There's a person above saying that it's about being to able to mutate program state from the repl, which is a thing that's also possible in any repl for a language with managed memory.
Not just from the REPL, but from the REPL in the context where the error occurred, without having to structure the code ahead of time to support this. It’s not always an important distinction, but it’s handy when prototyping or if the error is difficult to reproduce.
There are some other affordances for interactive programming, such as a standard way to update existing instances of classes. I’m sure you could implement this sort of functionality in any language, but this is universal and comes for free in Common Lisp.
CL also has other interesting features such as macros, multiple dispatch, compilation at runtime, and being able to save a memory snapshot of the program. It’s quite unique.

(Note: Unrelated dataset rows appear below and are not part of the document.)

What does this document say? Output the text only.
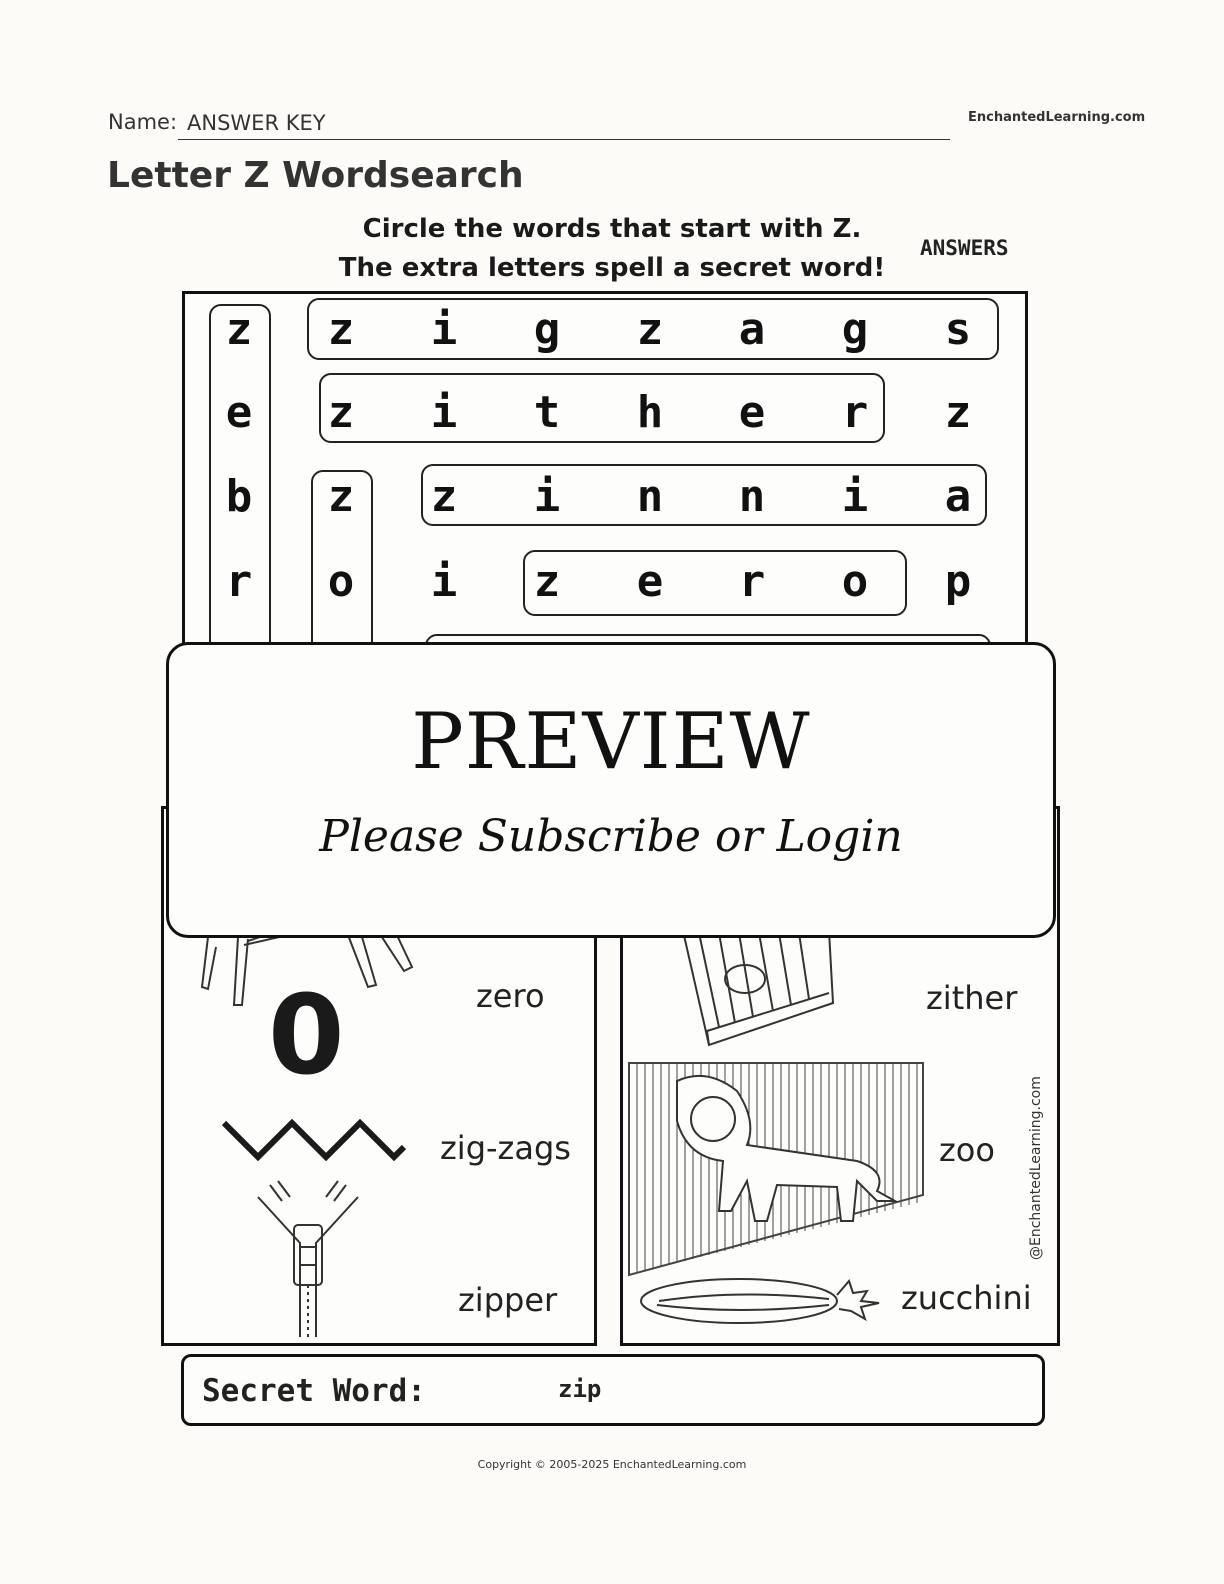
Name: ANSWER KEY	EnchantedLearning.com
Letter Z Wordsearch
Circle the words that start with Z.
The extra letters spell a secret word!
ANSWERS
z	z	i	g	z	a	g	s
e	z	i	t	h	e	r	z
b	z	z	i	n	n	i	a
r	o	i	z	e	r	o	p
zero
0
zig-zags
zipper
zither
zoo
zucchini
@EnchantedLearning.com
PREVIEW
Please Subscribe or Login
Secret Word:	zip
Copyright © 2005-2025 EnchantedLearning.com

Cl Condition system + repl = godmode. Your software crashes? Do you go back and set a breakpoint? No, because you’re already in the stacktrace in the repl exactly where the crash occurred. You fix the code, reload it, tell it to ether run where it left off, or restart from an earlier point.
That is definitely not the same. I write a lot of python code and the interpreter / interactive development is just not as good as it is in Common Lisp.
To my knowledge there’s no real “mainstream” language that goes all in on interactive development. Breakpoints and traceback are all perfectly cromulent ways to debug, but it’s really not the same, sadly.